Tutti i datori che si troveranno impossibilitati nel provvedere al versamento della quota stabilita, saranno tenuti a registrarsi presso il “Dipartimento delle Relazioni Industriali”, per ottenere anche la restante parte del sussidio direttamente dal Governo.

Previste misure anche per settori meno colpiti dalla crisi, ma comunque in difficoltà – come il settore manifatturiero – con un sussidio dal Governo pari alla paga di un giorno di lavoro a settimana per lavoratore.

Mantenuto “lo stop” per il pagamento delle tasse e dell’Iva da parte degli esercenti – manovra già annunciata con il primo pacchetto “anticrisi” – , con slittamento dei pagamenti per l’intera durata della crisi economica.

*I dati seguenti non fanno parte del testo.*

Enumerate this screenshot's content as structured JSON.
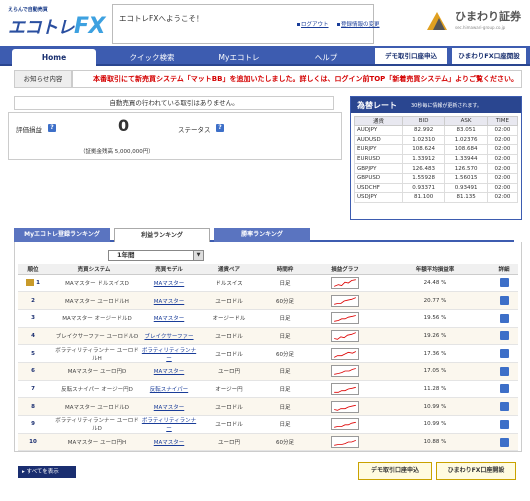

Previsto infine un ulteriore sussidio, pari ad 800 euro mensili ed erogati fino a ripresa dell’attività lavorativa, per le famiglie nelle quali uno dei due genitori è stato costretto a rimanere a casa con i figli –causa chiusura scuole – rinunciando all’impiego non svolgibile da casa, ed a tutti i lavoratori dipendenti licenziati dal proprio impiego a partire dal 9 marzo.

Resta comunque in ballo la spinosa questione degli affitti, per i quali non sono previste riduzioni – così come per le bollette – in quanto questi sono regolati da contratti tra privati, e non prevedono l’intervento diretto del Governo.

Abela ha però esortato i proprietari alla responsabilità in questi momenti difficili, proprio in virtù del fatto che molti abitanti che usufruiscono del contratto d’affitto, fanno parte della categoria di lavoratori in difficoltà.

Nonostante la manovra “SalvaMalta” ed il continuo “sperimentare” su un nuovo modo di far businness – lo “smart working” (il lavoro da casa), ed il “food delivery” (il cibo a domicilio) a cui molti ristoranti si sono dovuti adeguare – la popolazione è sempre più scoraggiata e gli esercenti esasperati. Ben presto, finite le risorse personali, questi ultimi saranno costretti ad operare numerosi tagli sul personale. Una visione pessimistica, ma molto vicina alla realtà che potrebbe davvero portare al “fallimento” dell’intero arcipelago maltese.